Firstly, a multi-national firm can be defined as a company that produces in more than one country. In practice, globalisation has involved MNCs because the scale of their investment is such that the sales of the largest MNCs exceed the entire GDP of many countries. Many MNCs have moved their production from the west to developing countries because they want to benefit from that country's comparative advantage, usually access to much lower labour costs. Due to the low standard of living in many developing economies and lack of government legislation MNCs often locate in areas of high unemployment.
Therefore they are likely to benefit from a continuous cheap supply of labour. In theory, this has led to the international division of labour. National economies have become increasingly integrated, leading to a growth in the number of trading blocs and economic unions.
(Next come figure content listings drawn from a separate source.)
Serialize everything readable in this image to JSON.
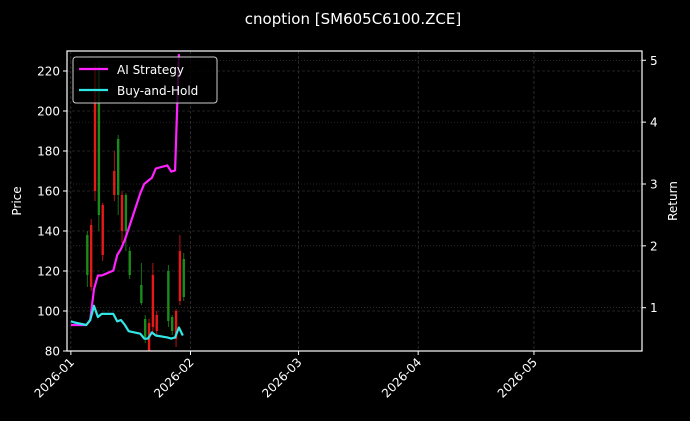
{
  "chart_data": {
    "type": "line",
    "title": "cnoption [SM605C6100.ZCE]",
    "xlabel": "",
    "ylabel": "Price",
    "y2label": "Return",
    "ylim": [
      80,
      230
    ],
    "y2lim": [
      0.3,
      5.15
    ],
    "xlim": [
      "2025-12-31",
      "2026-05-29"
    ],
    "grid": true,
    "legend_position": "upper left",
    "x_ticks": [
      "2026-01",
      "2026-02",
      "2026-03",
      "2026-04",
      "2026-05"
    ],
    "y_ticks": [
      80,
      100,
      120,
      140,
      160,
      180,
      200,
      220
    ],
    "y2_ticks": [
      1,
      2,
      3,
      4,
      5
    ],
    "colors": {
      "background": "#000000",
      "axes": "#ffffff",
      "grid": "#444444",
      "ai_strategy": "#ff22ff",
      "buy_and_hold": "#33e6e6",
      "candle_up": "#1a8c1a",
      "candle_down": "#e61919"
    },
    "series": [
      {
        "name": "AI Strategy",
        "axis": "right",
        "x": [
          "2026-01-01",
          "2026-01-02",
          "2026-01-05",
          "2026-01-06",
          "2026-01-07",
          "2026-01-08",
          "2026-01-09",
          "2026-01-12",
          "2026-01-13",
          "2026-01-14",
          "2026-01-15",
          "2026-01-16",
          "2026-01-19",
          "2026-01-20",
          "2026-01-21",
          "2026-01-22",
          "2026-01-23",
          "2026-01-26",
          "2026-01-27",
          "2026-01-28",
          "2026-01-29"
        ],
        "values": [
          0.72,
          0.72,
          0.72,
          0.8,
          1.3,
          1.52,
          1.52,
          1.6,
          1.85,
          1.95,
          2.1,
          2.28,
          2.85,
          3.0,
          3.05,
          3.1,
          3.25,
          3.3,
          3.2,
          3.22,
          5.1
        ]
      },
      {
        "name": "Buy-and-Hold",
        "axis": "right",
        "x": [
          "2026-01-01",
          "2026-01-02",
          "2026-01-05",
          "2026-01-06",
          "2026-01-07",
          "2026-01-08",
          "2026-01-09",
          "2026-01-12",
          "2026-01-13",
          "2026-01-14",
          "2026-01-15",
          "2026-01-16",
          "2026-01-19",
          "2026-01-20",
          "2026-01-21",
          "2026-01-22",
          "2026-01-23",
          "2026-01-26",
          "2026-01-27",
          "2026-01-28",
          "2026-01-29",
          "2026-01-30"
        ],
        "values": [
          0.78,
          0.76,
          0.72,
          0.8,
          1.03,
          0.85,
          0.9,
          0.9,
          0.78,
          0.8,
          0.72,
          0.62,
          0.58,
          0.5,
          0.5,
          0.6,
          0.55,
          0.52,
          0.5,
          0.52,
          0.68,
          0.55
        ]
      }
    ],
    "candles": [
      {
        "date": "2026-01-05",
        "open": 118,
        "close": 138,
        "high": 140,
        "low": 112,
        "dir": "up"
      },
      {
        "date": "2026-01-06",
        "open": 143,
        "close": 112,
        "high": 146,
        "low": 110,
        "dir": "down"
      },
      {
        "date": "2026-01-07",
        "open": 222,
        "close": 160,
        "high": 224,
        "low": 155,
        "dir": "down"
      },
      {
        "date": "2026-01-08",
        "open": 148,
        "close": 222,
        "high": 225,
        "low": 140,
        "dir": "up"
      },
      {
        "date": "2026-01-09",
        "open": 153,
        "close": 128,
        "high": 154,
        "low": 125,
        "dir": "down"
      },
      {
        "date": "2026-01-12",
        "open": 170,
        "close": 158,
        "high": 180,
        "low": 155,
        "dir": "down"
      },
      {
        "date": "2026-01-13",
        "open": 158,
        "close": 186,
        "high": 188,
        "low": 148,
        "dir": "up"
      },
      {
        "date": "2026-01-14",
        "open": 158,
        "close": 140,
        "high": 160,
        "low": 134,
        "dir": "down"
      },
      {
        "date": "2026-01-15",
        "open": 140,
        "close": 158,
        "high": 159,
        "low": 130,
        "dir": "up"
      },
      {
        "date": "2026-01-16",
        "open": 130,
        "close": 118,
        "high": 132,
        "low": 116,
        "dir": "up"
      },
      {
        "date": "2026-01-19",
        "open": 113,
        "close": 104,
        "high": 124,
        "low": 103,
        "dir": "up"
      },
      {
        "date": "2026-01-20",
        "open": 96,
        "close": 87,
        "high": 98,
        "low": 84,
        "dir": "up"
      },
      {
        "date": "2026-01-21",
        "open": 94,
        "close": 80,
        "high": 96,
        "low": 78,
        "dir": "down"
      },
      {
        "date": "2026-01-22",
        "open": 118,
        "close": 92,
        "high": 124,
        "low": 88,
        "dir": "down"
      },
      {
        "date": "2026-01-23",
        "open": 98,
        "close": 90,
        "high": 100,
        "low": 87,
        "dir": "down"
      },
      {
        "date": "2026-01-26",
        "open": 120,
        "close": 95,
        "high": 123,
        "low": 92,
        "dir": "up"
      },
      {
        "date": "2026-01-27",
        "open": 97,
        "close": 90,
        "high": 98,
        "low": 88,
        "dir": "up"
      },
      {
        "date": "2026-01-28",
        "open": 100,
        "close": 86,
        "high": 101,
        "low": 82,
        "dir": "down"
      },
      {
        "date": "2026-01-29",
        "open": 130,
        "close": 105,
        "high": 138,
        "low": 103,
        "dir": "down"
      },
      {
        "date": "2026-01-30",
        "open": 107,
        "close": 126,
        "high": 129,
        "low": 105,
        "dir": "up"
      }
    ]
  },
  "legend": {
    "items": [
      {
        "label": "AI Strategy"
      },
      {
        "label": "Buy-and-Hold"
      }
    ]
  }
}
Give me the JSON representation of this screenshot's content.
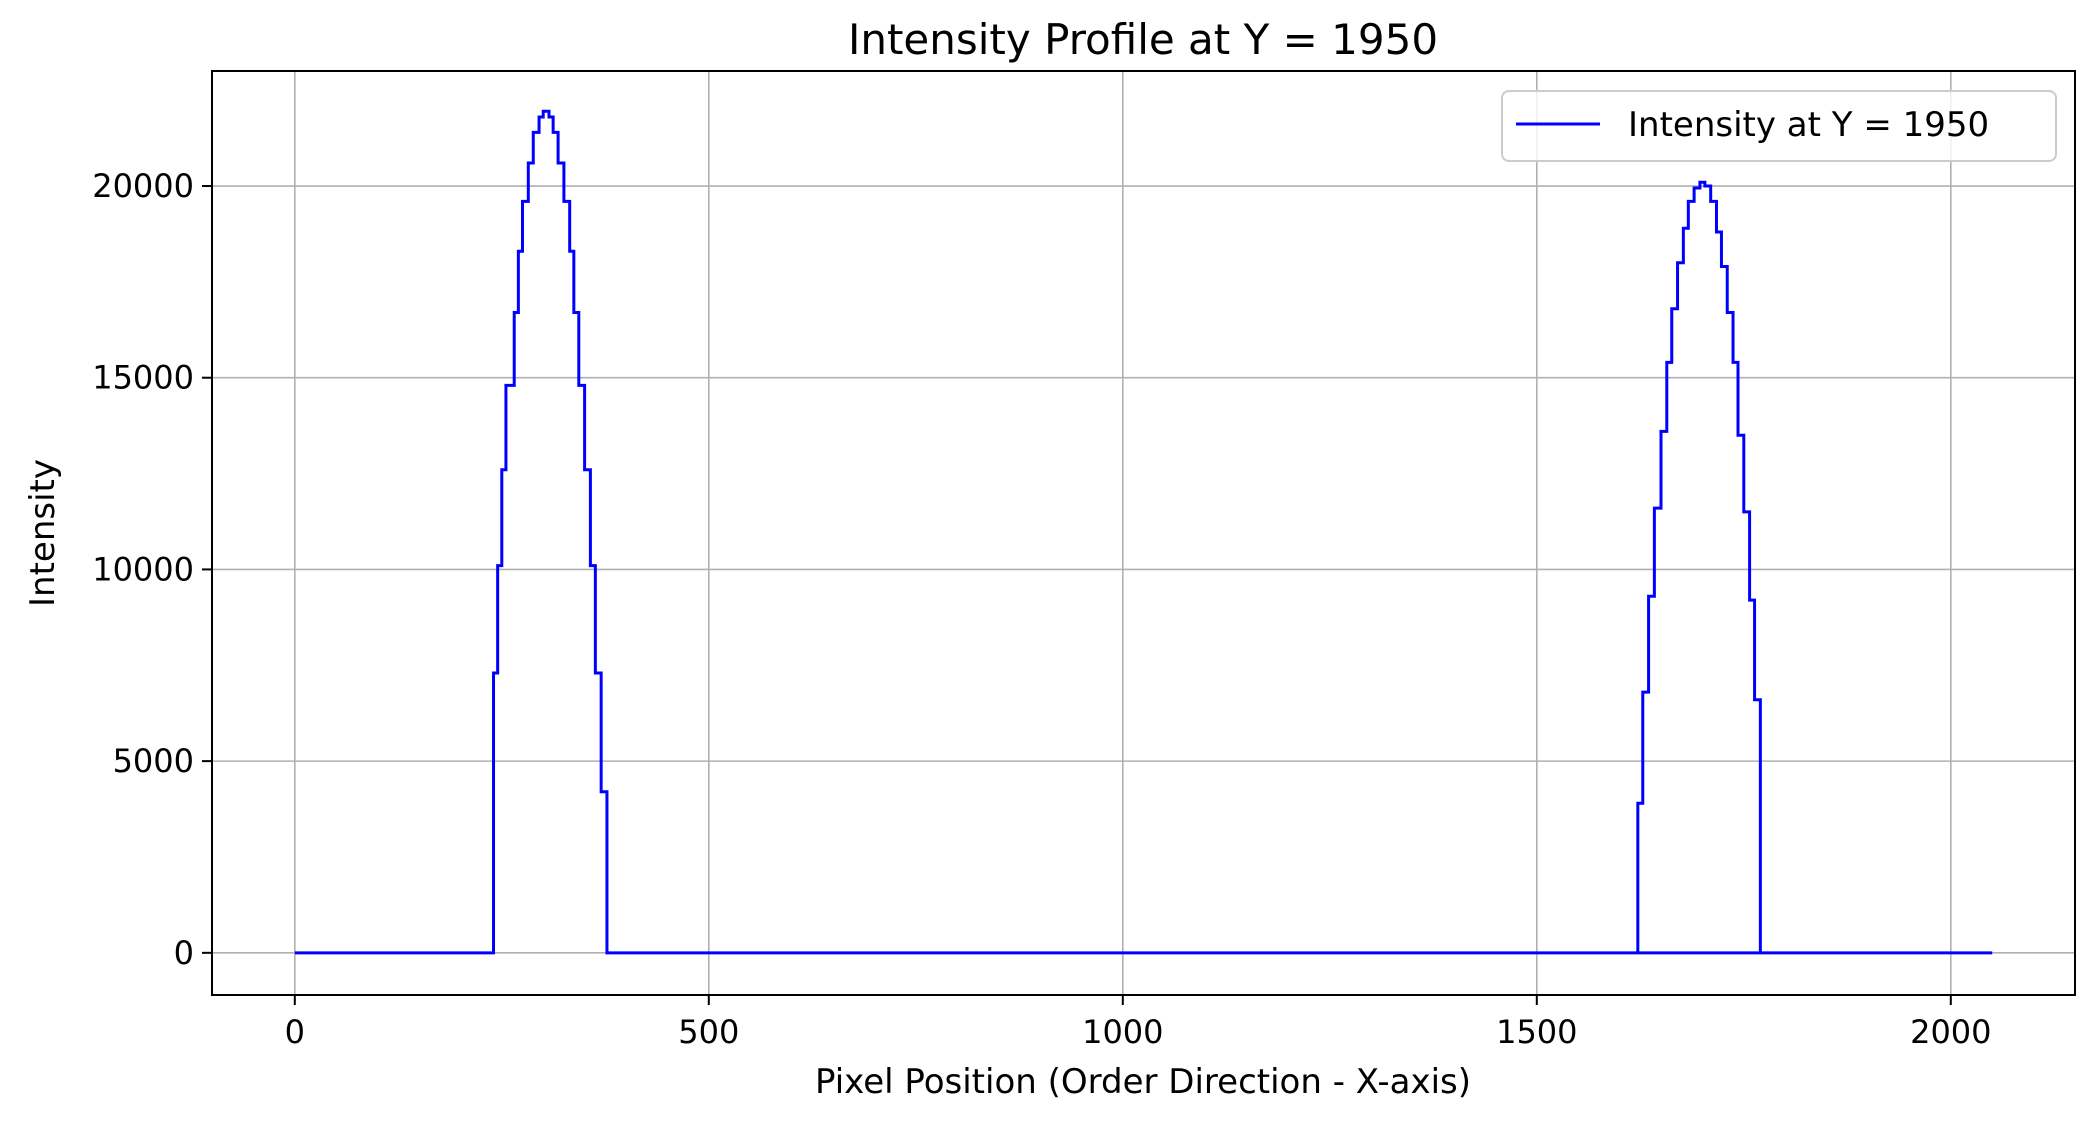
{
  "chart_data": {
    "type": "line",
    "title": "Intensity Profile at Y = 1950",
    "xlabel": "Pixel Position (Order Direction - X-axis)",
    "ylabel": "Intensity",
    "xlim": [
      -100,
      2150
    ],
    "ylim": [
      -1100,
      23000
    ],
    "xticks": [
      0,
      500,
      1000,
      1500,
      2000
    ],
    "xtick_labels": [
      "0",
      "500",
      "1000",
      "1500",
      "2000"
    ],
    "yticks": [
      0,
      5000,
      10000,
      15000,
      20000
    ],
    "ytick_labels": [
      "0",
      "5000",
      "10000",
      "15000",
      "20000"
    ],
    "grid": true,
    "legend_position": "top-right",
    "series": [
      {
        "name": "Intensity at Y = 1950",
        "color": "#0000ff",
        "x": [
          0,
          240,
          240,
          245,
          245,
          250,
          250,
          255,
          255,
          265,
          265,
          270,
          270,
          275,
          275,
          282,
          282,
          288,
          288,
          295,
          295,
          300,
          300,
          307,
          307,
          312,
          312,
          318,
          318,
          325,
          325,
          332,
          332,
          337,
          337,
          343,
          343,
          350,
          350,
          357,
          357,
          363,
          363,
          370,
          370,
          377,
          377,
          383,
          383,
          390,
          390,
          397,
          397,
          403,
          403,
          410,
          410,
          416,
          416,
          2050
        ],
        "values": [
          0,
          0,
          7300,
          7300,
          10100,
          10100,
          12600,
          12600,
          14800,
          14800,
          16700,
          16700,
          18300,
          18300,
          19600,
          19600,
          20600,
          20600,
          21400,
          21400,
          21800,
          21800,
          21950,
          21950,
          21800,
          21800,
          21400,
          21400,
          20600,
          20600,
          19600,
          19600,
          18300,
          18300,
          16700,
          16700,
          14800,
          14800,
          12600,
          12600,
          10100,
          10100,
          7300,
          7300,
          4200,
          4200,
          0,
          0,
          0,
          0,
          0,
          0,
          0,
          0,
          0,
          0,
          0,
          0,
          0,
          0
        ]
      }
    ],
    "series_segments": [
      {
        "x": [
          416,
          1622,
          1622,
          1628,
          1628,
          1635,
          1635,
          1642,
          1642,
          1650,
          1650,
          1657,
          1657,
          1663,
          1663,
          1670,
          1670,
          1677,
          1677,
          1683,
          1683,
          1690,
          1690,
          1697,
          1697,
          1703,
          1703,
          1710,
          1710,
          1717,
          1717,
          1723,
          1723,
          1730,
          1730,
          1737,
          1737,
          1743,
          1743,
          1750,
          1750,
          1757,
          1757,
          1763,
          1763,
          1770,
          1770,
          1777,
          1777,
          1783,
          1783,
          1790,
          1790,
          1797,
          1797,
          1803,
          1803,
          2050
        ],
        "values": [
          0,
          0,
          3900,
          3900,
          6800,
          6800,
          9300,
          9300,
          11600,
          11600,
          13600,
          13600,
          15400,
          15400,
          16800,
          16800,
          18000,
          18000,
          18900,
          18900,
          19600,
          19600,
          19950,
          19950,
          20100,
          20100,
          20000,
          20000,
          19600,
          19600,
          18800,
          18800,
          17900,
          17900,
          16700,
          16700,
          15400,
          15400,
          13500,
          13500,
          11500,
          11500,
          9200,
          9200,
          6600,
          6600,
          0,
          0,
          0,
          0,
          0,
          0,
          0,
          0,
          0,
          0,
          0,
          0
        ]
      }
    ]
  }
}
The process has been facilitated by the increased mobility of both physical and financial capital, the latter reflecting the trend towards the abolition of capital controls, the deregulation of financial markets, and the opening up of capital markets in LDCs and in the former Soviet bloc.
Is the deregulation of financial markets a valid argument? I'm not sure how to phrase it. (Done! ) c) Outline the main economic implications of globalisation for the U. K economy (40 marks) The long term impact of the globalisation process is likely to cause further changes to the pattern of trade in goods and services. There will be many economic implications which will decide where Britain's comparative advantage will lie in the increasingly competitive global economy.